Zunächst die Frage, wie viel Handholding eingebaut wird und wie viel der Spieler selbst herausfinden muss. Grundsätzlich gehen wir davon aus, dass unser Spieler klug ist und die Regeln und Zusammenhänge durch Spielen erkennt. Aber um dies zu ermöglichen, muss eine solide Basis geschaffen werden. Das bedeutet: Die Grundlagen werden erklärt. Mechaniken, die man alleine durch Beobachten missverstehen oder gar nicht verstehen kann, werden erklärt. Alles andere findet der Spieler durchs Spielen heraus. Damit dieses Learning by Doing auch gut funktioniert, sind die Spielsituationen darauf ausgelegt, die beizubringende Mechanik deutlich hervorzuheben. Wenn er beispielsweise das Unterstützen lernen soll, hat er einen Soldaten (4 Ausdauer) auf dem Feld und spielt gegen einen Gladiatoren (6 Ausdauer), damit der Vorteil von Unterstützung deutlich wird. Wir glauben, auf diese Art und Weise einen vernünftigen Mittelweg zwischen beiden Extremen gefunden zu haben. 

 

Zweite Frage: Das Engagement-Problem. Unsere Lösung: Wenn der Spieler beweist, dass er die Mechanik verstanden hat, kommt er schneller voran. Grundsätzlich kann der Spieler nur verlieren, wenn er eine Mechanik nicht verwendet (zB nicht unterstützt) oder gar nicht spielt. Je schneller er das, was er lernen soll, versteht und richtig anwendet, desto besser kommt er ins Spiel und desto leichter fällt es ihm, den Gegner zu besiegen. So demonstriert er, dass er das Spiel verstanden hat. Mit andern Worten: Wer besser spielt, ist schneller fertig. 

 

Und nun zum Verlernen von Genre-Standards, die bei Rugon nicht zutreffen. Fun Fact: Hier haben neue Spieler (ausnahmsweise) einen Vorteil gegenüber Genre-Kennern, da sie nicht “vorbelastet” sind. Ein seltener Fall! Aber gut, zurück zur Frage, wie wir das Problem lösen. 

Die Antwort lautet: Handholding. Ihr habt richtig gehört. Unser Plan: Wir zeigen den Spielern am Anfang der Mission, wie es bei uns funktioniert, dann erklären wir es ausführlich und dann haben die Spieler den Rest der Mission Zeit, es zu lernen. Jep, eine ganze Mission dafür. Damit sie es auch wirklich verstehen. Manche Dinge muss man eben erklären. Und wie bereits geschrieben: Der Spieler lernt die Grundlagen durch Handholding. Und gerade für die Mechaniken, die anders als gewohnt sind, müssen wir uns die Zeit nehmen. 

 

 

Das Konzept

 

Wie überträgt sich das oben beschriebene nun in das tatsächliche Tutorial?
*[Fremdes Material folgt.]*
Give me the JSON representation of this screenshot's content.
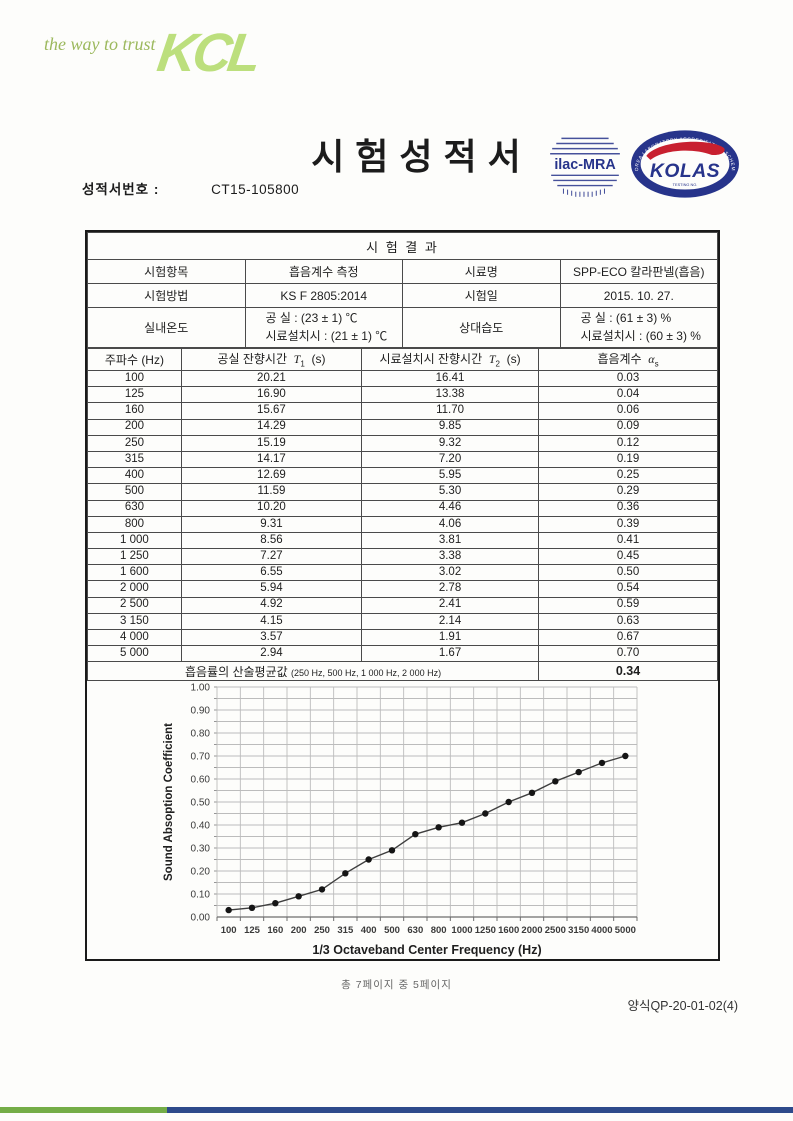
{
  "logo": {
    "tagline": "the way to trust",
    "brand": "KCL"
  },
  "title": "시험성적서",
  "report": {
    "label": "성적서번호 :",
    "number": "CT15-105800"
  },
  "stamps": {
    "ilac_text": "ilac-MRA",
    "kolas_text": "KOLAS",
    "kolas_ring_text": "KOREA LABORATORY ACCREDITATION SCHEME",
    "kolas_sub_text": "TESTING NO."
  },
  "results": {
    "section_title": "시 험 결 과",
    "info_rows": [
      {
        "label": "시험항목",
        "value": "흡음계수 측정",
        "label2": "시료명",
        "value2": "SPP-ECO 칼라판넬(흡음)"
      },
      {
        "label": "시험방법",
        "value": "KS F 2805:2014",
        "label2": "시험일",
        "value2": "2015. 10. 27."
      },
      {
        "label": "실내온도",
        "value": "공        실 : (23 ± 1) ℃\n시료설치시 : (21 ± 1) ℃",
        "label2": "상대습도",
        "value2": "공        실 : (61 ± 3) %\n시료설치시 : (60 ± 3) %"
      }
    ],
    "freq_table": {
      "headers": {
        "freq": "주파수 (Hz)",
        "t1": {
          "prefix": "공실 잔향시간",
          "symbol": "T",
          "sub": "1",
          "unit": "(s)"
        },
        "t2": {
          "prefix": "시료설치시 잔향시간",
          "symbol": "T",
          "sub": "2",
          "unit": "(s)"
        },
        "alpha": {
          "prefix": "흡음계수",
          "symbol": "α",
          "sub": "s",
          "unit": ""
        }
      },
      "rows": [
        [
          "100",
          "20.21",
          "16.41",
          "0.03"
        ],
        [
          "125",
          "16.90",
          "13.38",
          "0.04"
        ],
        [
          "160",
          "15.67",
          "11.70",
          "0.06"
        ],
        [
          "200",
          "14.29",
          "9.85",
          "0.09"
        ],
        [
          "250",
          "15.19",
          "9.32",
          "0.12"
        ],
        [
          "315",
          "14.17",
          "7.20",
          "0.19"
        ],
        [
          "400",
          "12.69",
          "5.95",
          "0.25"
        ],
        [
          "500",
          "11.59",
          "5.30",
          "0.29"
        ],
        [
          "630",
          "10.20",
          "4.46",
          "0.36"
        ],
        [
          "800",
          "9.31",
          "4.06",
          "0.39"
        ],
        [
          "1 000",
          "8.56",
          "3.81",
          "0.41"
        ],
        [
          "1 250",
          "7.27",
          "3.38",
          "0.45"
        ],
        [
          "1 600",
          "6.55",
          "3.02",
          "0.50"
        ],
        [
          "2 000",
          "5.94",
          "2.78",
          "0.54"
        ],
        [
          "2 500",
          "4.92",
          "2.41",
          "0.59"
        ],
        [
          "3 150",
          "4.15",
          "2.14",
          "0.63"
        ],
        [
          "4 000",
          "3.57",
          "1.91",
          "0.67"
        ],
        [
          "5 000",
          "2.94",
          "1.67",
          "0.70"
        ]
      ],
      "mean": {
        "label": "흡음률의 산술평균값",
        "note": "(250 Hz, 500 Hz, 1 000 Hz, 2 000 Hz)",
        "value": "0.34"
      }
    }
  },
  "chart_data": {
    "type": "line",
    "x": [
      "100",
      "125",
      "160",
      "200",
      "250",
      "315",
      "400",
      "500",
      "630",
      "800",
      "1000",
      "1250",
      "1600",
      "2000",
      "2500",
      "3150",
      "4000",
      "5000"
    ],
    "values": [
      0.03,
      0.04,
      0.06,
      0.09,
      0.12,
      0.19,
      0.25,
      0.29,
      0.36,
      0.39,
      0.41,
      0.45,
      0.5,
      0.54,
      0.59,
      0.63,
      0.67,
      0.7
    ],
    "title": "",
    "xlabel": "1/3 Octaveband Center Frequency (Hz)",
    "ylabel": "Sound Absoption Coefficient",
    "ylim": [
      0,
      1
    ],
    "ytick_step": 0.1,
    "minor_grid_step": 0.05,
    "grid": true,
    "legend": "none",
    "marker": "filled-circle"
  },
  "footer": {
    "page_info": "총 7페이지 중 5페이지",
    "form_no": "양식QP-20-01-02(4)"
  },
  "colors": {
    "logo_green": "#bcdf7d",
    "tagline_green": "#9cb95e",
    "stamp_navy": "#27348b",
    "kolas_red": "#c8202f",
    "bar_green": "#74ad47",
    "bar_navy": "#2e4a8b",
    "grid_gray": "#bcbcbc",
    "line_dark": "#3f3f3f"
  }
}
Zunächst planen wir wenige, kurze Missionen. Dem Engagement wegen. Am Ende sind es vier Missionen geworden. In den Missionen lernen wir:

 

Mission 1: Die Basics (Leben, Level, Kreaturen spielen, kämpfen)

Mission 2: Ressourcen (Spirit, Supporten, Zauber nutzen)

Mission 3: Taktiken (Befestigungen, Effekte)

Mission 4: Der Test (Beweise, dass du auch alleine klar kommst)

 

Jede Mission geht durchschnittlich 5 bis 7 Minuten. Je nachdem, wie schnell der Spieler ist, können diese Zeiten auch abweichen. Insgesamt ist also eine Lernzeit von 20-30 Minuten eingeplant, bevor das Spiel (endlich) losgehen kann.

Damit seid ihr dann hoffentlich ausreichend vorbereitet, um gegen andere Spieler bestehen zu können. 

 

 

Das Ende vom Lied

 

Was bleibt noch zu sagen? Ich hoffe, dieser (nicht ganz so) kurze Einblick in die Entscheidungen bezüglich Rugons Tutorial hat euch gefallen. 

Wie? Wann das Tutorial ins Spiel gepacht wird? Darf ich nicht sagen, ärztliche Schweigepflicht. Also, Befehl von ganz oben. Könnte ja sein, dass wir wieder einen Patch versprechen, der fünf Monate zu spät kommt. #Alpha

 

Alsdann, jetzt ist aber Schluss. Lasst mir Euer Feedback da und spielt schön fleißig Rugon!